Tuesday, August 2, 2011

Jaws: The Sharky Beginning



I remember the day it all began. My parents were pretty strict about what movies I could watch when I was young because I was their first child and a huge wimp. My mother once had to make up some magical powers about a teddy bear that I could squeeze to make myself invisible to bad guys because I refused to sleep after sneaking out into the living room and seeing a scene in a Sherlock Holmes episode where a guy is killed in a very unscary way. But still! Death! Murder! I was a huge baby! (I've since gotten over that and love scary movies (even if I do watch them through my fingers sometimes) as well as Sherlock Holmes. But I digress. Back to the sharks!) My dad loves movies and scary movies in particular; he would get really excited when he felt I was old enough to handle the next level of scary movies. On this fateful day, I was home from school with a cold or the flu and my dad had the day off. He asked me if I wanted to watch a movie and when I said yes he got out The Book. (side note: My dad loves movies so much that he has a book that lists each movie he owns in various lists sorted by title, genre, and actor. Why all this work, you might be asking. Because my parents have so many movies that they are numbered and stored in rubbermade drawers in a closet and it is impossible to find the one you want without The Book. I have bolded and italisized this so that you know what kind of crazies I come from. Not all of my collecting and OCD organizing tendencies are my fault.) He flipped through The Book and asked me if I wanted to watch something scary, which of course I did because I wanted to impress my dad. I remember the excitement in my dad's eyes when he asked me, "Do you want to watch Jaws?"

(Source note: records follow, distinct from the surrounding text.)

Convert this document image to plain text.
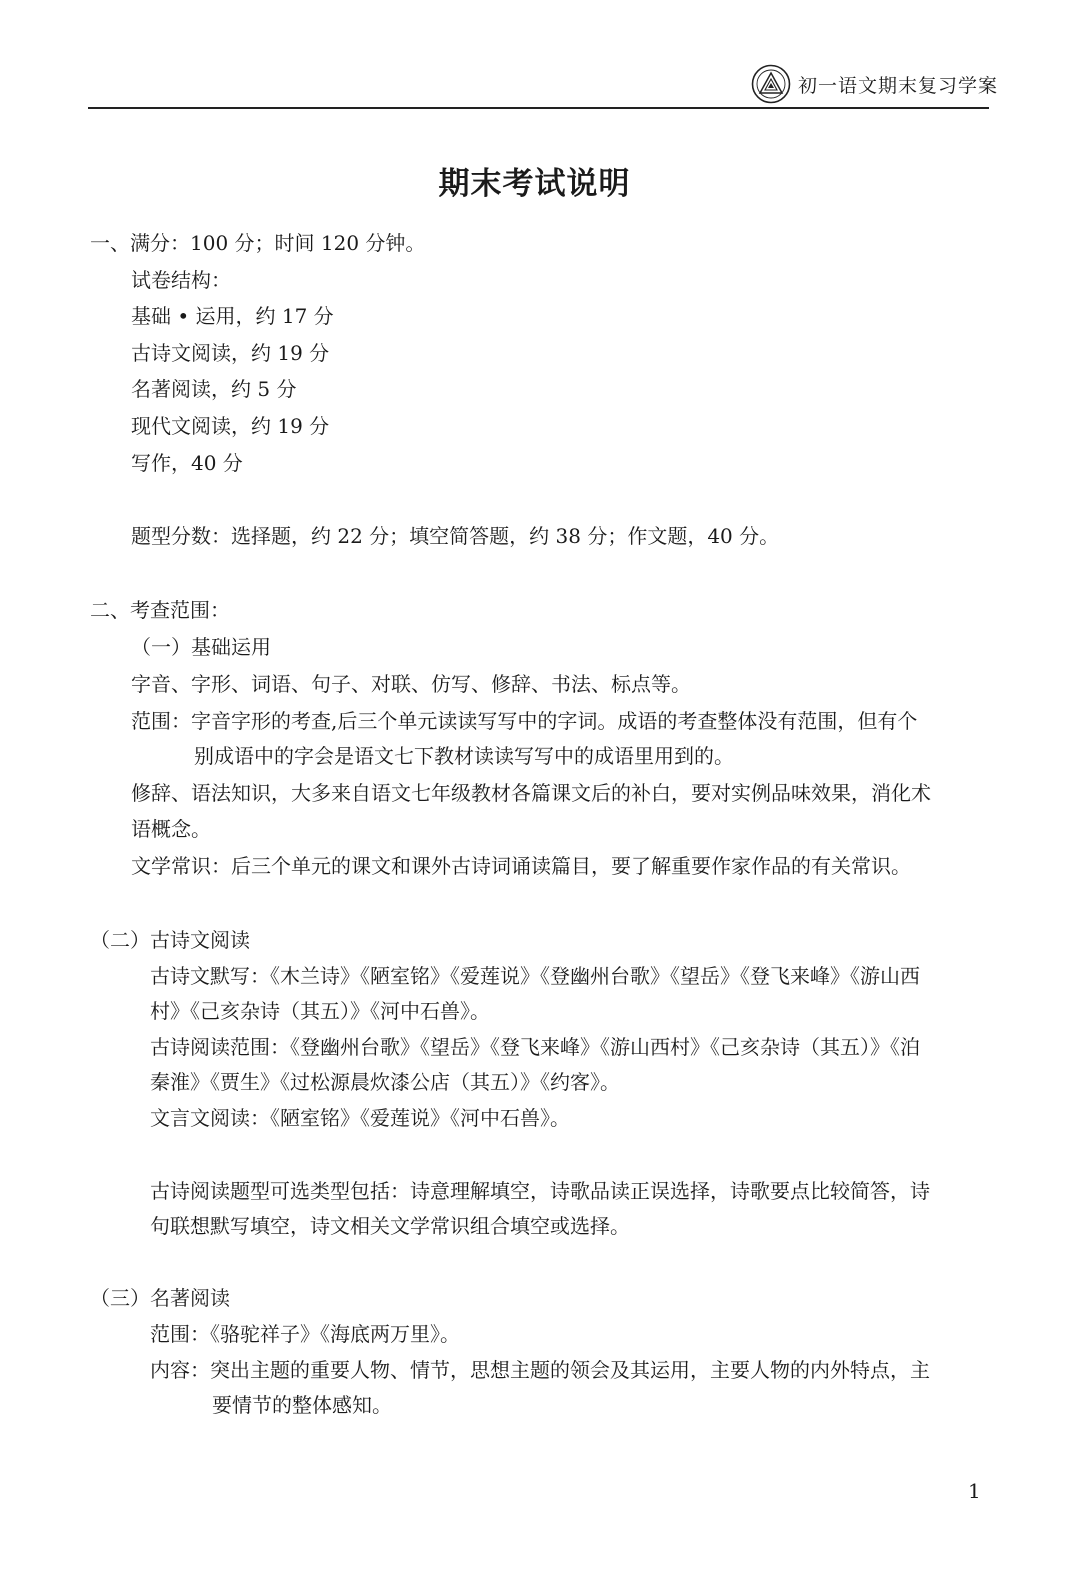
初一语文期末复习学案
期末考试说明
一、满分：100 分；时间 120 分钟。
试卷结构：
基础 • 运用，约 17 分
古诗文阅读，约 19 分
名著阅读，约 5 分
现代文阅读，约 19 分
写作，40 分
题型分数：选择题，约 22 分；填空简答题，约 38 分；作文题，40 分。
二、考查范围：
（一）基础运用
字音、字形、词语、句子、对联、仿写、修辞、书法、标点等。
范围：字音字形的考查,后三个单元读读写写中的字词。成语的考查整体没有范围，但有个
别成语中的字会是语文七下教材读读写写中的成语里用到的。
修辞、语法知识，大多来自语文七年级教材各篇课文后的补白，要对实例品味效果，消化术
语概念。
文学常识：后三个单元的课文和课外古诗词诵读篇目，要了解重要作家作品的有关常识。
（二）古诗文阅读
古诗文默写：《木兰诗》《陋室铭》《爱莲说》《登幽州台歌》《望岳》《登飞来峰》《游山西
村》《己亥杂诗（其五）》《河中石兽》。
古诗阅读范围：《登幽州台歌》《望岳》《登飞来峰》《游山西村》《己亥杂诗（其五）》《泊
秦淮》《贾生》《过松源晨炊漆公店（其五）》《约客》。
文言文阅读：《陋室铭》《爱莲说》《河中石兽》。
古诗阅读题型可选类型包括：诗意理解填空，诗歌品读正误选择，诗歌要点比较简答，诗
句联想默写填空，诗文相关文学常识组合填空或选择。
（三）名著阅读
范围：《骆驼祥子》《海底两万里》。
内容：突出主题的重要人物、情节，思想主题的领会及其运用，主要人物的内外特点，主
要情节的整体感知。
1
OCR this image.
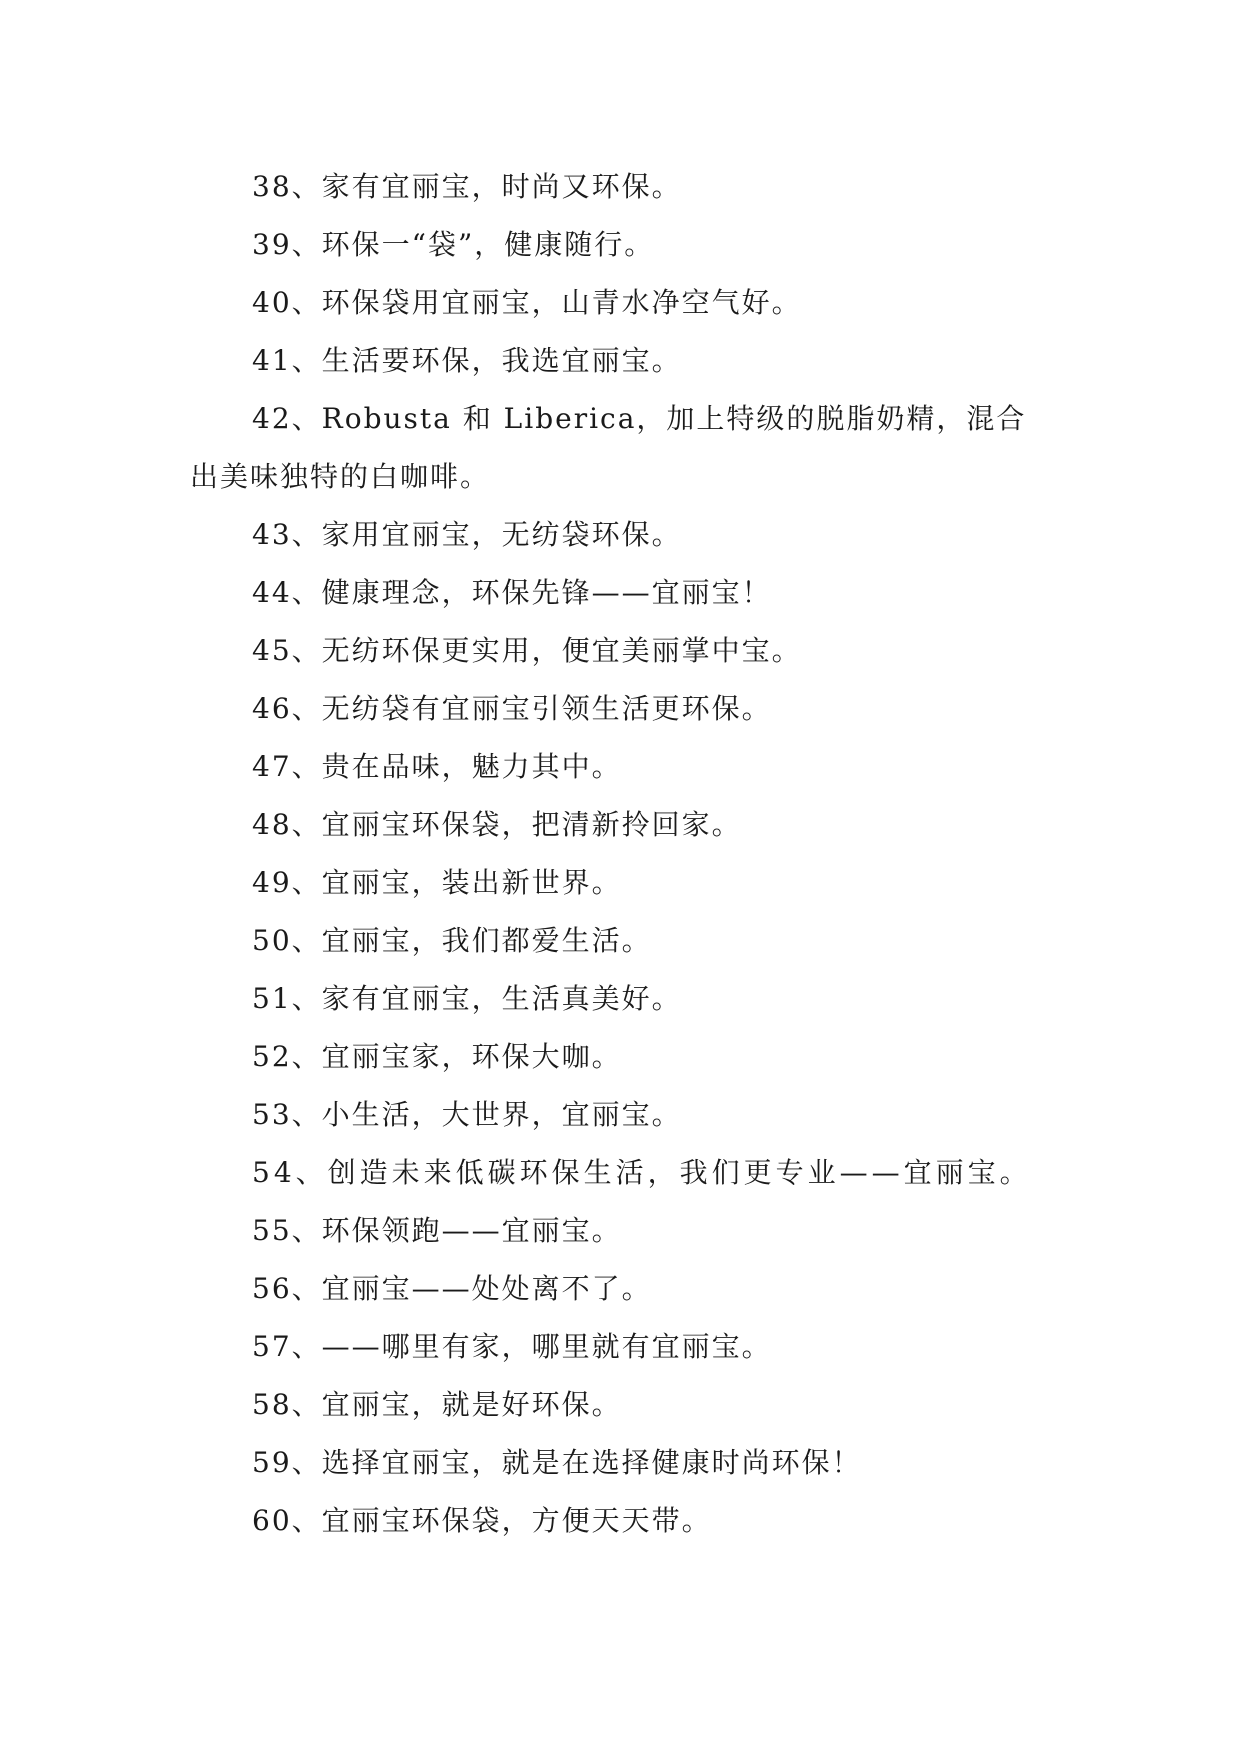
38、家有宜丽宝，时尚又环保。

39、环保一“袋”，健康随行。

40、环保袋用宜丽宝，山青水净空气好。

41、生活要环保，我选宜丽宝。

42、Robusta 和 Liberica，加上特级的脱脂奶精，混合
出美味独特的白咖啡。

43、家用宜丽宝，无纺袋环保。

44、健康理念，环保先锋——宜丽宝！

45、无纺环保更实用，便宜美丽掌中宝。

46、无纺袋有宜丽宝引领生活更环保。

47、贵在品味，魅力其中。

48、宜丽宝环保袋，把清新拎回家。

49、宜丽宝，装出新世界。

50、宜丽宝，我们都爱生活。

51、家有宜丽宝，生活真美好。

52、宜丽宝家，环保大咖。

53、小生活，大世界，宜丽宝。

54、创造未来低碳环保生活，我们更专业——宜丽宝。

55、环保领跑——宜丽宝。

56、宜丽宝——处处离不了。

57、——哪里有家，哪里就有宜丽宝。

58、宜丽宝，就是好环保。

59、选择宜丽宝，就是在选择健康时尚环保！

60、宜丽宝环保袋，方便天天带。
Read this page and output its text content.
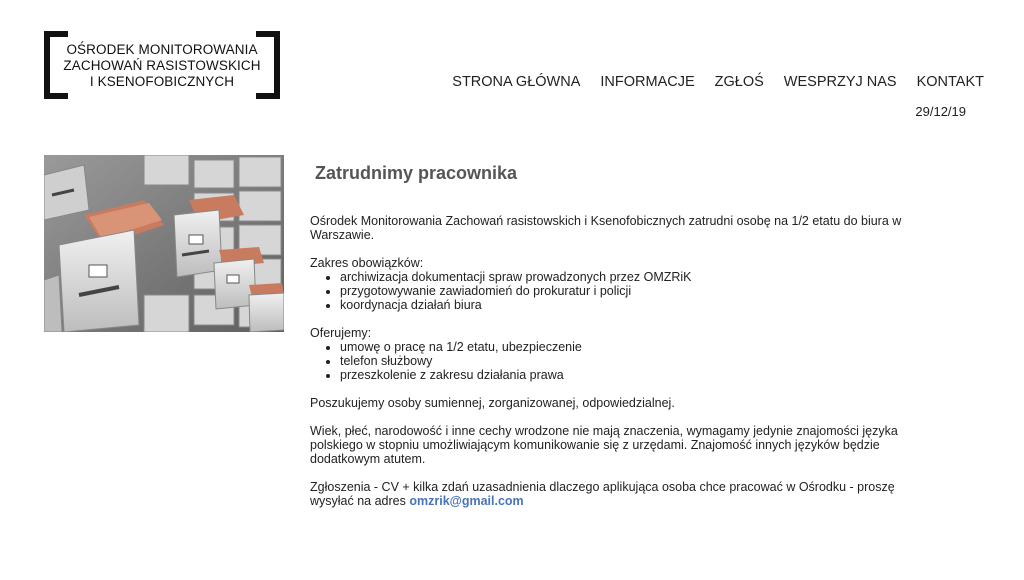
OŚRODEK MONITOROWANIA
ZACHOWAŃ RASISTOWSKICH
I KSENOFOBICZNYCH	STRONA GŁÓWNA INFORMACJE ZGŁOŚ WESPRZYJ NAS KONTAKT
29/12/19
Zatrudnimy pracownika

Ośrodek Monitorowania Zachowań rasistowskich i Ksenofobicznych zatrudni osobę na 1/2 etatu do biura w Warszawie.

Zakres obowiązków:
• archiwizacja dokumentacji spraw prowadzonych przez OMZRiK
• przygotowywanie zawiadomień do prokuratur i policji
• koordynacja działań biura
Oferujemy:
• umowę o pracę na 1/2 etatu, ubezpieczenie
• telefon służbowy
• przeszkolenie z zakresu działania prawa

Poszukujemy osoby sumiennej, zorganizowanej, odpowiedzialnej.

Wiek, płeć, narodowość i inne cechy wrodzone nie mają znaczenia, wymagamy jedynie znajomości języka polskiego w stopniu umożliwiającym komunikowanie się z urzędami. Znajomość innych języków będzie dodatkowym atutem.

Zgłoszenia - CV + kilka zdań uzasadnienia dlaczego aplikująca osoba chce pracować w Ośrodku - proszę wysyłać na adres omzrik@gmail.com
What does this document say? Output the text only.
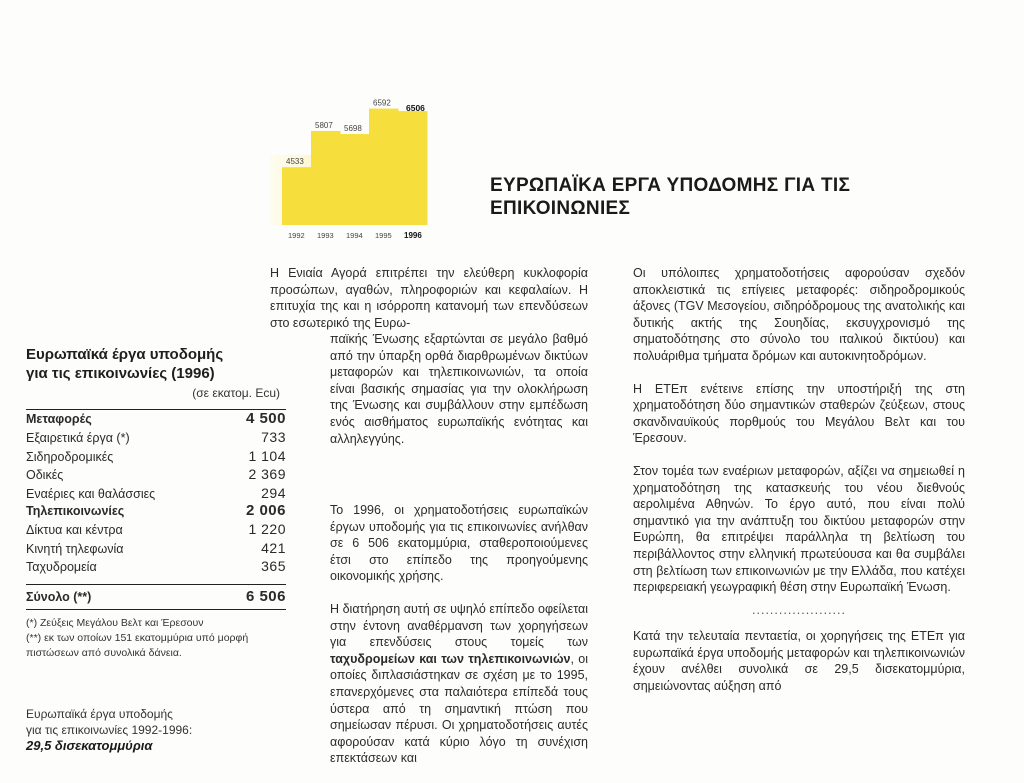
4533
5807 5698
6592 6506
1992 1993 1994 1995 1996
ΕΥΡΩΠΑΪΚΑ ΕΡΓΑ ΥΠΟΔΟΜΗΣ ΓΙΑ ΤΙΣ ΕΠΙΚΟΙΝΩΝΙΕΣ
Ευρωπαϊκά έργα υποδομής
για τις επικοινωνίες (1996)
(σε εκατομ. Ecu)
Μεταφορές	4 500
Εξαιρετικά έργα (*)	733
Σιδηροδρομικές	1 104
Οδικές	2 369
Εναέριες και θαλάσσιες	294
Τηλεπικοινωνίες	2 006
Δίκτυα και κέντρα	1 220
Κινητή τηλεφωνία	421
Ταχυδρομεία	365
Σύνολο (**)	6 506
(*) Ζεύξεις Μεγάλου Βελτ και Έρεσουν
(**) εκ των οποίων 151 εκατομμύρια υπό μορφή πιστώσεων από συνολικά δάνεια.
Ευρωπαϊκά έργα υποδομής
για τις επικοινωνίες 1992-1996:
29,5 δισεκατομμύρια
Η Ενιαία Αγορά επιτρέπει την ελεύθερη κυκλοφορία προσώπων, αγαθών, πληροφοριών και κεφαλαίων. Η επιτυχία της και η ισόρροπη κατανομή των επενδύσεων στο εσωτερικό της Ευρω-
παϊκής Ένωσης εξαρτώνται σε μεγάλο βαθμό από την ύπαρξη ορθά διαρθρωμένων δικτύων μεταφορών και τηλεπικοινωνιών, τα οποία είναι βασικής σημασίας για την ολοκλήρωση της Ένωσης και συμβάλλουν στην εμπέδωση ενός αισθήματος ευρωπαϊκής ενότητας και αλληλεγγύης.

Το 1996, οι χρηματοδοτήσεις ευρωπαϊκών έργων υποδομής για τις επικοινωνίες ανήλθαν σε 6 506 εκατομμύρια, σταθεροποιούμενες έτσι στο επίπεδο της προηγούμενης οικονομικής χρήσης.

Η διατήρηση αυτή σε υψηλό επίπεδο οφείλεται στην έντονη αναθέρμανση των χορηγήσεων για επενδύσεις στους τομείς των ταχυδρομείων και των τηλεπικοινωνιών, οι οποίες διπλασιάστηκαν σε σχέση με το 1995, επανερχόμενες στα παλαιότερα επίπεδά τους ύστερα από τη σημαντική πτώση που σημείωσαν πέρυσι. Οι χρηματοδοτήσεις αυτές αφορούσαν κατά κύριο λόγο τη συνέχιση επεκτάσεων και

Οι υπόλοιπες χρηματοδοτήσεις αφορούσαν σχεδόν αποκλειστικά τις επίγειες μεταφορές: σιδηροδρομικούς άξονες (TGV Μεσογείου, σιδηρόδρομους της ανατολικής και δυτικής ακτής της Σουηδίας, εκσυγχρονισμό της σηματοδότησης στο σύνολο του ιταλικού δικτύου) και πολυάριθμα τμήματα δρόμων και αυτοκινητοδρόμων.

Η ΕΤΕπ ενέτεινε επίσης την υποστήριξή της στη χρηματοδότηση δύο σημαντικών σταθερών ζεύξεων, στους σκανδιναυϊκούς πορθμούς του Μεγάλου Βελτ και του Έρεσουν.

Στον τομέα των εναέριων μεταφορών, αξίζει να σημειωθεί η χρηματοδότηση της κατασκευής του νέου διεθνούς αερολιμένα Αθηνών. Το έργο αυτό, που είναι πολύ σημαντικό για την ανάπτυξη του δικτύου μεταφορών στην Ευρώπη, θα επιτρέψει παράλληλα τη βελτίωση του περιβάλλοντος στην ελληνική πρωτεύουσα και θα συμβάλει στη βελτίωση των επικοινωνιών με την Ελλάδα, που κατέχει περιφερειακή γεωγραφική θέση στην Ευρωπαϊκή Ένωση.

.....................

Κατά την τελευταία πενταετία, οι χορηγήσεις της ΕΤΕπ για ευρωπαϊκά έργα υποδομής μεταφορών και τηλεπικοινωνιών έχουν ανέλθει συνολικά σε 29,5 δισεκατομμύρια, σημειώνοντας αύξηση από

My dad lay down on the couch and I sat behind him with my legs dangling down over his. The movie started. The first attack happened. I tucked my legs behind dad just in case a shark could somehow sneak into the living room and sat transfixed for the rest of the movie. Jaws was the perfect scary movie for me because I could be terrified of the shark without having to worry about it actually getting me (despite my unwillingness to dangle my legs), unlike other monsters who could (in my imagination) creep around my bedroom as soon as my parents said good night. Free of any impending attack, I was able to appreciate how totally rad that shark was: sharks are real which ups the scary factor over something like vampires or Frankenstein's monster. They are real and fit into an ecosystem and are a reminder that nature can still mess humans up even though we've done so much to control our environment and protect ourselves. And they just look awesome, like torpedoes with teeth and black eyes.



And so my love of and fascination with sharks was born.